If these explosions are indeed the work of the IRA, they will be the first against obvious civilian targets in London since the Harrod’s blast of 1983, which killed six people and injured many others.
Earlier this month, an IRA hit-team fired three mortar bombs at the Prime Minister’s residence in the heart of London, slightly wounding four people and shattering the windows of the room where Mr Major was chairing his war Cabinet.
Today’s wounded were taken to Westminster and St Thomas’s hospitals, where spokesmen said at least eight were seriously wounded. A man in his 30s, the father of a 16-month-old child, was dead on arrival at Westminster.
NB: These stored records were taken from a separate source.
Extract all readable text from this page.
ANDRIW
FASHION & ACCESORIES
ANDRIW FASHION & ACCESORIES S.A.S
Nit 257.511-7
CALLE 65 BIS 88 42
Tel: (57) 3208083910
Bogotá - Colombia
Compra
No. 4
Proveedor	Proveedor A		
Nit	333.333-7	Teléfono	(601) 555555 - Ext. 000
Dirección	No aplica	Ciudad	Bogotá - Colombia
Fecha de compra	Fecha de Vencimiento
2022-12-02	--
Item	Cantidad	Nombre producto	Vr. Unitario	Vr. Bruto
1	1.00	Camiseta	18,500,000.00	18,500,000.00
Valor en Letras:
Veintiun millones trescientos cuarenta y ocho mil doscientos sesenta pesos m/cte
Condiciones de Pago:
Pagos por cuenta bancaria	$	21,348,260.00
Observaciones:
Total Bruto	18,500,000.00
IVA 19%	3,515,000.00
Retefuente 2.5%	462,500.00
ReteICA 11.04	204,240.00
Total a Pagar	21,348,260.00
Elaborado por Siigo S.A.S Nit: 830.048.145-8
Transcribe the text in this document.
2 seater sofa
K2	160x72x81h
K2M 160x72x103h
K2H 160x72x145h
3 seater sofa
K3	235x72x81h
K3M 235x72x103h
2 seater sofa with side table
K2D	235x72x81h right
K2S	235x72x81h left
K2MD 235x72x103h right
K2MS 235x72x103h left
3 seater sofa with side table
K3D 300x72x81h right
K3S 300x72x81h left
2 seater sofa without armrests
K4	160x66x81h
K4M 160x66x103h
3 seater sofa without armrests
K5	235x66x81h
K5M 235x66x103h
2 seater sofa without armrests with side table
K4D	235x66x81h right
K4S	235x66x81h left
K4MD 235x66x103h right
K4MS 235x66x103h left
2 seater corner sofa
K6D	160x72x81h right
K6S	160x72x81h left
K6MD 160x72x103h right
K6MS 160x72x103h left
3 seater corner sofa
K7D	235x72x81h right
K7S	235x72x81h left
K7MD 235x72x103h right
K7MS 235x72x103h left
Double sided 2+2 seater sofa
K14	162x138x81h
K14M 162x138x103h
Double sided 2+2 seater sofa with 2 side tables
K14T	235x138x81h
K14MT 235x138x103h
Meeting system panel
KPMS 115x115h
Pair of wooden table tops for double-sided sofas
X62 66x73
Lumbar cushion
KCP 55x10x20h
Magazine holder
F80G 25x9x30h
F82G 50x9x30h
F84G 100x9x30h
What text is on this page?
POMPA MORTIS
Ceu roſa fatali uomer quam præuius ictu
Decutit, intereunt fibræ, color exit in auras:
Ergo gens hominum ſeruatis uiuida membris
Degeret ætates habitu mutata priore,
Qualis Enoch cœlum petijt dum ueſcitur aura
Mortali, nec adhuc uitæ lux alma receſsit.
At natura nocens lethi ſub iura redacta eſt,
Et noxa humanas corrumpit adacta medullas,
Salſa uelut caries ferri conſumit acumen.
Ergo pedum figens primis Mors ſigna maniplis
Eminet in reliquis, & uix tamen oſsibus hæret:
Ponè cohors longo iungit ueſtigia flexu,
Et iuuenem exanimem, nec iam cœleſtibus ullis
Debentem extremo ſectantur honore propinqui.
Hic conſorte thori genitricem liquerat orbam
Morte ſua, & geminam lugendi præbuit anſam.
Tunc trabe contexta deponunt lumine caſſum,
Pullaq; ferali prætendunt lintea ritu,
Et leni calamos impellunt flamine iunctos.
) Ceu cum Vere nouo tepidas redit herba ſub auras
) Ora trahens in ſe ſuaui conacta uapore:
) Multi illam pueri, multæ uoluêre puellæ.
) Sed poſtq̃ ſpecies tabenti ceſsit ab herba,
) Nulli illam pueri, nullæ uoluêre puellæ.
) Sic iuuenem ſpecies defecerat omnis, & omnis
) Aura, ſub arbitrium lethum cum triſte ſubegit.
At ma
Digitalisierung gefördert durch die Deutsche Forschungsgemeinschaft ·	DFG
A consultant at Westminster hospital, Mr Jeremy Booth, said many of the victims had been hurt by flying metal. He confirmed that a 12-year-old boy was among those admitted.
The Victoria blast took place at about 7.40 am, more than three hours after a device exploded on the concourse at Paddington Station, which contained only a dozen British Rail staff members at the time. No one was hurt, but structural damage was caused to the Paddington station building.
Victoria Station was crowded with commuters when a bomb apparently hidden in a garbage bin behind a self-service ticket machine, blew up and showered people with glass.
Commander Churchill-Coleman said the devices at Victoria and Paddington were “high explosive.”
One of the victims of the Victorian explosion, Mr Matthew Cyprus, who lost part of a foot, said in hospital: “I was standing on the platform and there was a blinding light followed by a noise which came towards me and then I fell over on the floor.
“There was a lot of noise, a lot of people on the floor, a lot of people running out,” he said. “I saw all sorts of injuries. I picked up my bag and walked out as quickly as I could.”
Other witnesses spoke of a “shocked silence” for 30 seconds before people began screaming and running.